Most notably for plan sponsors in B.C., however, was the implementation of the harmonized sales tax (HST) on July 1, 2010. This resulted in an automatic increase in costs for administrative services only plans. The ultimate impact of the HST remains to be seen as the government has indicated that all HST revenue will be returned to the system in the form of healthcare funding.

With higher proportions of unionized workers, B.C., Saskatchewan and Manitoba also have a large number of workers covered for benefits through health and welfare trusts. In February 2010, the government proposed changes to the Income Tax Act that may result in the creation of employee life and health trusts (IT-85R2) as a vehicle for group benefits coverage in Canada. This proposed structure contains a number of provisions, which would differ from the administrative practices set forth in IT-85R2. While the new rules would apply to trusts set up after April 1, 2009, it is not yet clear whether trusts set up per IT-85R2 will be required to convert to the new structure.

Bargaining Environment
The economic downturn of 2008 brought with it long-term implications for those working under collective agreements in the West. While the statistics indicate that the rate of recovery in the West has exceeded that in the rest of Canada, unemployment levels are still high relative to pre-2009 levels. For those at the bargaining table, this has resulted in a push for reduced wages and benefits from employers. Additionally, in B.C., there are an estimated 200,000 public sector workers who are covered by contracts that will expire by Dec. 31, 2010. The government has maintained that there will be no additional funding for wage increases as these agreements come up for renewal.

What Does it Mean?
For plans in western Canada, these mixed messages have created a dynamic in which both employers and plan members are in caution mode. Unlike the days of the energy boom where employees were pushing for improvements in perks and benefits, today’s plan members are focused on maintaining their current offerings. At the same time, the potential of lower costs due to generic pricing reform and an improving economic picture has shifted plan sponsors’ focus away from the need for benefits cuts.

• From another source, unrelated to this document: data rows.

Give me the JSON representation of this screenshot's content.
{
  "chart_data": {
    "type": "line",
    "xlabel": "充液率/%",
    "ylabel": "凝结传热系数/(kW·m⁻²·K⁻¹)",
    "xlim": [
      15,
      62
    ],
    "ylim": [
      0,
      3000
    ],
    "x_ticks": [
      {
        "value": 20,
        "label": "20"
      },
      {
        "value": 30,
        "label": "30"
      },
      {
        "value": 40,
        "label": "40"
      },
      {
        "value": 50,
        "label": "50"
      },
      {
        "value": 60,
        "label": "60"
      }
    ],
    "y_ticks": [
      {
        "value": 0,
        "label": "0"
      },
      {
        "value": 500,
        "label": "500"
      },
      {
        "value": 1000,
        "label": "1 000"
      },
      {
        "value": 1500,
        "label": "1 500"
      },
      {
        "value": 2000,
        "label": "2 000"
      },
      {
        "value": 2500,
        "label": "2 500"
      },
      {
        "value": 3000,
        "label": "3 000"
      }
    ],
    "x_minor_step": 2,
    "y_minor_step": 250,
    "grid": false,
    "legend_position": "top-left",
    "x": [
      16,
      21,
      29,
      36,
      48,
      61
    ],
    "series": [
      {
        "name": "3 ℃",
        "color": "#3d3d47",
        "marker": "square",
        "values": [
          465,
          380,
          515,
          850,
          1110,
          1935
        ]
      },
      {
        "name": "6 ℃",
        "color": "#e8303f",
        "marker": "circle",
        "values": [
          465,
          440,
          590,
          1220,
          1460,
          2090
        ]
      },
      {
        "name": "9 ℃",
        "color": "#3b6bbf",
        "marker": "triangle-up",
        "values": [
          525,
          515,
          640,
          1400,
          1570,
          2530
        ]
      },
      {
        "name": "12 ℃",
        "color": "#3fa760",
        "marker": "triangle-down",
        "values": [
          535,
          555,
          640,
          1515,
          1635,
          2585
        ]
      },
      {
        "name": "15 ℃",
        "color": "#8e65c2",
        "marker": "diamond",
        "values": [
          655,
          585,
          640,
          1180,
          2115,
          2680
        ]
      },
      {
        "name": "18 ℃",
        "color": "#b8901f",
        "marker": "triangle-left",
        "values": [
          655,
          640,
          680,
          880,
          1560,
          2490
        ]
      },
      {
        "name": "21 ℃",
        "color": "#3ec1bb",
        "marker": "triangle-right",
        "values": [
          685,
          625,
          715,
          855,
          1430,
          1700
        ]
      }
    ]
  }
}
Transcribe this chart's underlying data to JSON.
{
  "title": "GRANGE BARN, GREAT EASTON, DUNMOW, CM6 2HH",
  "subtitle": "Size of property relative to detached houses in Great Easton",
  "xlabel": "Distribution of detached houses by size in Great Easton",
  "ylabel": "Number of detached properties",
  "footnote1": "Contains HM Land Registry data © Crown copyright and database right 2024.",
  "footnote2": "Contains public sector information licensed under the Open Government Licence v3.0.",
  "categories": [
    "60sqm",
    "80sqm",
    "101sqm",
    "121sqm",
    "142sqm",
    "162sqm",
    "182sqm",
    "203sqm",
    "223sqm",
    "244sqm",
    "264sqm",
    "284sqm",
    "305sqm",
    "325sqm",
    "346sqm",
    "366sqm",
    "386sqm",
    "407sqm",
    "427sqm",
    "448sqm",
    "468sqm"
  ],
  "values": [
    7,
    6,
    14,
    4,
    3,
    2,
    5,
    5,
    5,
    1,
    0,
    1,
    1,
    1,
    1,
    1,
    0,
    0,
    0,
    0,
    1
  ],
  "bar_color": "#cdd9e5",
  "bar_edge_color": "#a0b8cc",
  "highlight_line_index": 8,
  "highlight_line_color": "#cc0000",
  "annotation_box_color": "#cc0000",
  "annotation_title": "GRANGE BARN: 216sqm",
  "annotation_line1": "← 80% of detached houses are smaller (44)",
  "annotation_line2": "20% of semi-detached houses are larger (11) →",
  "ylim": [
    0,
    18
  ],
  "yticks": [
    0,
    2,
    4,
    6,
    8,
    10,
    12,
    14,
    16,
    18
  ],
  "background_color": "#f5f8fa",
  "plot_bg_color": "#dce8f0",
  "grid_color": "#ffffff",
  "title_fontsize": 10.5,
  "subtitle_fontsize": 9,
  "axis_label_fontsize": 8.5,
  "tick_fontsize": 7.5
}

Instead, the focus for plan sponsors has started to shift to a risk management approach toward group benefits. While the risks inherent in any group benefits plan are generally well known, sponsors are beginning to focus on digging deeper into plan data to manage those risks. Carriers’ enhanced reporting capabilities, combined with the increased market penetration of pay-direct cards, have spawned an entire industry dedicated to mining prescription drug spend data. In addition, sponsors are looking toward the link between the drug spend as a predictor of their disability claims experience. For those involved with disability claims management, more efforts are being made to collect data related to the operation of their disability plans. By implementing robust reporting processes around their sick leave and short-term absence programs, sponsors are beginning to develop an understanding of these once-silent periods of disability. In addition, for those plans with early intervention programs, sponsors are increasingly looking at involving their financial experts in the planning process to ensure that practical metrics are developed and tracked so that the elusive return on investment can be captured.

Implementation of this detailed analysis and monitoring of plans, combined with the economic backdrop in the West, has led sponsors away from making drastic cuts or improvements to their benefits programs. Instead, while the possibility of such changes might lie on the horizon, today’s sponsors are using this analysis to make intelligent tweaks to their programs in the hope of maximizing the financial gains while minimizing the impact to members.

Avinash Maniram is a group and healthcare consultant with PBI Actuarial Consultants Ltd. in Vancouver.